Dear Commons Community,
For several decades, the artificial intelligence (A.I.) community here in the United States was obsessed with developing a computer program that could win at chess. Google’s AlphaGo, a far more complex game, yesterday beat the Chinese Go master, marking another A.I. milestone. AlphaGo is a sophisticated A.I. software program that not only plays the game but learns from competition including competition with itself. As reported by the New York Times:
“It isn’t looking good for humanity.
The world’s best player of what might be humankind’s most complicated board game was defeated on Tuesday by a Google computer program. Adding insult to potentially deep existential injury, he was defeated at Go — a game that claims centuries of play by humans — in China, where the game was invented.
The human contender, a 19-year-old Chinese national named Ke Jie, and the computer are only a third of the way through their three-game match this week. And the contest does little to prove that software can mollify an angry co-worker, write a decent poem, raise a well-adjusted child or perform any number of distinctly human tasks.
But the victory by software called AlphaGo showed yet another way that computers could be developed to perform better than humans in highly complex tasks, and it offered a glimpse of the promise of new technologies that mimic the way the brain functions. AlphaGo’s success comes at a time when researchers are exploring the potential of artificial intelligence to do everything from drive cars to draft legal documents — a trend that has some serious thinkers pondering what to do when computers routinely replace humans in the workplace.

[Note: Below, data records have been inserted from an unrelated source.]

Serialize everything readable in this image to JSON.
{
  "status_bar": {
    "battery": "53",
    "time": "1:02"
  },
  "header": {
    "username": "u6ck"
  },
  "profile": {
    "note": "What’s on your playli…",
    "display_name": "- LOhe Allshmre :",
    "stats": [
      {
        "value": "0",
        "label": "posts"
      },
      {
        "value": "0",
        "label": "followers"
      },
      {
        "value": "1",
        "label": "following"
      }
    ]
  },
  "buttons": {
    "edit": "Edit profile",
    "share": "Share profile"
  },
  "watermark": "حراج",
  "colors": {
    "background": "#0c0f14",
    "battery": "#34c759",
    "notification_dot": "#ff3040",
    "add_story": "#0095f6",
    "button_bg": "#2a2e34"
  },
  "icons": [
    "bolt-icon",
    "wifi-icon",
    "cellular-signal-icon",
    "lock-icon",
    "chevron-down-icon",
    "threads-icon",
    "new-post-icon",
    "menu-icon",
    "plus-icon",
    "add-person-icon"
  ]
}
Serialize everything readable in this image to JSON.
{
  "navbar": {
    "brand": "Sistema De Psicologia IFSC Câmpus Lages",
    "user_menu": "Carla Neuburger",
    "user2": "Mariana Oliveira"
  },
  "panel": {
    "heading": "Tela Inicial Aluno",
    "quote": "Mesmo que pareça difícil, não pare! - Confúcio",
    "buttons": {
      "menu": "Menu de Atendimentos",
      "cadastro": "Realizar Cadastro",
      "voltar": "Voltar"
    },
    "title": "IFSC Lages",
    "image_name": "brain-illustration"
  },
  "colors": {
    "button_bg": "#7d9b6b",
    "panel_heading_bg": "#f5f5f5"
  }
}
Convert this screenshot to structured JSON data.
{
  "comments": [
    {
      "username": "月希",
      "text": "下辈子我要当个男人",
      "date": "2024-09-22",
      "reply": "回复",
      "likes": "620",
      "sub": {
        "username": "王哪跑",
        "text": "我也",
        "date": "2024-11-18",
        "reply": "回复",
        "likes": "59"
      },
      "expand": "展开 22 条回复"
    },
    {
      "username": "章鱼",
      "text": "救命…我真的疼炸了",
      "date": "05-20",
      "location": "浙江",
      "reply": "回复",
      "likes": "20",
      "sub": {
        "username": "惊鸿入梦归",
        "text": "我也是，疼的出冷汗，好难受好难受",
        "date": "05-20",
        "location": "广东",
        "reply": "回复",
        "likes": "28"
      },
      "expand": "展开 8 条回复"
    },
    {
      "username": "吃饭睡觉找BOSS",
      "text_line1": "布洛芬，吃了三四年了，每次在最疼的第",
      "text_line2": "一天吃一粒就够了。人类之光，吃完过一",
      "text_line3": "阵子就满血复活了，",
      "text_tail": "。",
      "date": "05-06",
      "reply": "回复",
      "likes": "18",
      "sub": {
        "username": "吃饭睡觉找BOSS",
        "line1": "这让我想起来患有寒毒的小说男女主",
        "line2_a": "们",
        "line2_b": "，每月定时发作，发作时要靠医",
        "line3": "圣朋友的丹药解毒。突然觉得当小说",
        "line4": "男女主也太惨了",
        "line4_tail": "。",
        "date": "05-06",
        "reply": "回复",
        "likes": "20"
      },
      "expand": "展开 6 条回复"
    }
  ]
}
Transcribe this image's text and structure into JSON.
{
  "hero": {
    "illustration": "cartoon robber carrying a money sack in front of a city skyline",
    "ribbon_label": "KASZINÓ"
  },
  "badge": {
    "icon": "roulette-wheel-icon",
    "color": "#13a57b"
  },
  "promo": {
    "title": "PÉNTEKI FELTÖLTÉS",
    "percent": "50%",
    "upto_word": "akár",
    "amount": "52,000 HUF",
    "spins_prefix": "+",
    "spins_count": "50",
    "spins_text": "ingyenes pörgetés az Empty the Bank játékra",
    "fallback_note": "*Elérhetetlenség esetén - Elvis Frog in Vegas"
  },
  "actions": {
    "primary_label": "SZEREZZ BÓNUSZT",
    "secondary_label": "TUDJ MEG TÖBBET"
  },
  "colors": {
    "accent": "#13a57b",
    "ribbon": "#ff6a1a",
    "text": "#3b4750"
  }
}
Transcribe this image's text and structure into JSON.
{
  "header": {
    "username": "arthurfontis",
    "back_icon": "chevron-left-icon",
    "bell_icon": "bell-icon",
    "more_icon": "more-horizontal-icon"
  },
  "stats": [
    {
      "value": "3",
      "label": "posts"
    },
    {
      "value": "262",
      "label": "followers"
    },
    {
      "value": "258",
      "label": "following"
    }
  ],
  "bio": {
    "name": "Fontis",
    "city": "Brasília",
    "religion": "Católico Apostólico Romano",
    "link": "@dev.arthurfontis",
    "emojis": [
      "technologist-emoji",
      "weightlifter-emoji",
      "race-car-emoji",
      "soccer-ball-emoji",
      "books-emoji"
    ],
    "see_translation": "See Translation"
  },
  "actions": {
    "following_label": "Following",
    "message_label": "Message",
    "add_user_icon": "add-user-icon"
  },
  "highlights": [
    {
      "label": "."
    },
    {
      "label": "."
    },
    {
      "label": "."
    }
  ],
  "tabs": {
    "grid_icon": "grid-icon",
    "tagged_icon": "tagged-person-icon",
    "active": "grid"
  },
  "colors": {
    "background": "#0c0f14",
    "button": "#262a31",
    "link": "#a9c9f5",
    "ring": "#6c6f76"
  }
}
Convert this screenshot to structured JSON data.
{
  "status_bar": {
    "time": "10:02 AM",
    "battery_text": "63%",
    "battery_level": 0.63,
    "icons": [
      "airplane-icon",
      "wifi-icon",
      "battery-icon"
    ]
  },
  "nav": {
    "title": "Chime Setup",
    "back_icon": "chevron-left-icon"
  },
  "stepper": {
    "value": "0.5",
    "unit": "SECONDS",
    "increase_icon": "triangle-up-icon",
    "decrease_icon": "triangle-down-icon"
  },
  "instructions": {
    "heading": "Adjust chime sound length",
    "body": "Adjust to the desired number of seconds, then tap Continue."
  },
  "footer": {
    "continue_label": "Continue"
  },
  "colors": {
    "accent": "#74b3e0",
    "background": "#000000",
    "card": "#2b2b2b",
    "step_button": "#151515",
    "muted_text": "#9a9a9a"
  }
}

“Last year, it was still quite humanlike when it played,” Mr. Ke said after the game. “But this year, it became like a god of Go.”
Perhaps just as notably, the victory took place in China, a rising power in the field of artificial intelligence that is increasingly seen as a rival to the United States. Chinese officials perhaps unwittingly demonstrated their conflicted feelings at the victory by software backed by a company from the United States, as they cut off live streams of the contest within the mainland even as the official news media promoted the promise of artificial intelligence.
AlphaGo — which was developed by DeepMind, the artificial intelligence arm of Google’s parent, Alphabet Incorporated — has already pushed assumptions about just how creative a computer program can be. Since last year, when it defeated a highly ranked South Korean player at Go, it changed the way the top masters played the game. Players have praised the technology’s ability to make unorthodox moves and challenge assumptions core to a game that draws on thousands of years of tradition.
In the first game, Mr. Ke made several moves that commentators said were reminiscent of AlphaGo’s own style. Wearing a blue tie and thick-framed black glasses, the boyish Mr. Ke kept things close in the early going. By AlphaGo’s own assessment, it did not have a big statistical advantage until after the 50th move, according to a DeepMind co-founder, Demis Hassabis.
Mr. Ke, who smiled and shook his head as AlphaGo finished out the game, said afterward that his was a “bitter smile.” After he finishes this week’s match, he said, he would focus more on playing against human opponents, noting that the gap between humans and computers was becoming too great. He would treat the software more as a teacher, he said, to get inspiration and new ideas about moves.
“AlphaGo is improving too fast,” he said in a news conference after the game. “AlphaGo is like a different player this year compared to last year.”
Go, in which two players vie for control of a board using black and white pieces called stones, is considered complex because of the sheer number of possible moves. Even supercomputers cannot simply calculate all possible moves, presenting a big challenge for AlphaGo’s creators.
AlphaGo instead relies on new techniques that help it learn from experience playing a large number of games. This time, Mr. Hassabis said, a new approach allowed AlphaGo to learn more by playing games against itself. In the future, computer scientists hope to use similar techniques to do many things, including improving fundamental scientific research and diagnosing illnesses.”
AlphaGo is a small inkling of what lies ahead. In the next couple of decades, “god of go” technology will astound humankind with many more sophisticated and people-critical endeavors in medicine, education, and commerce.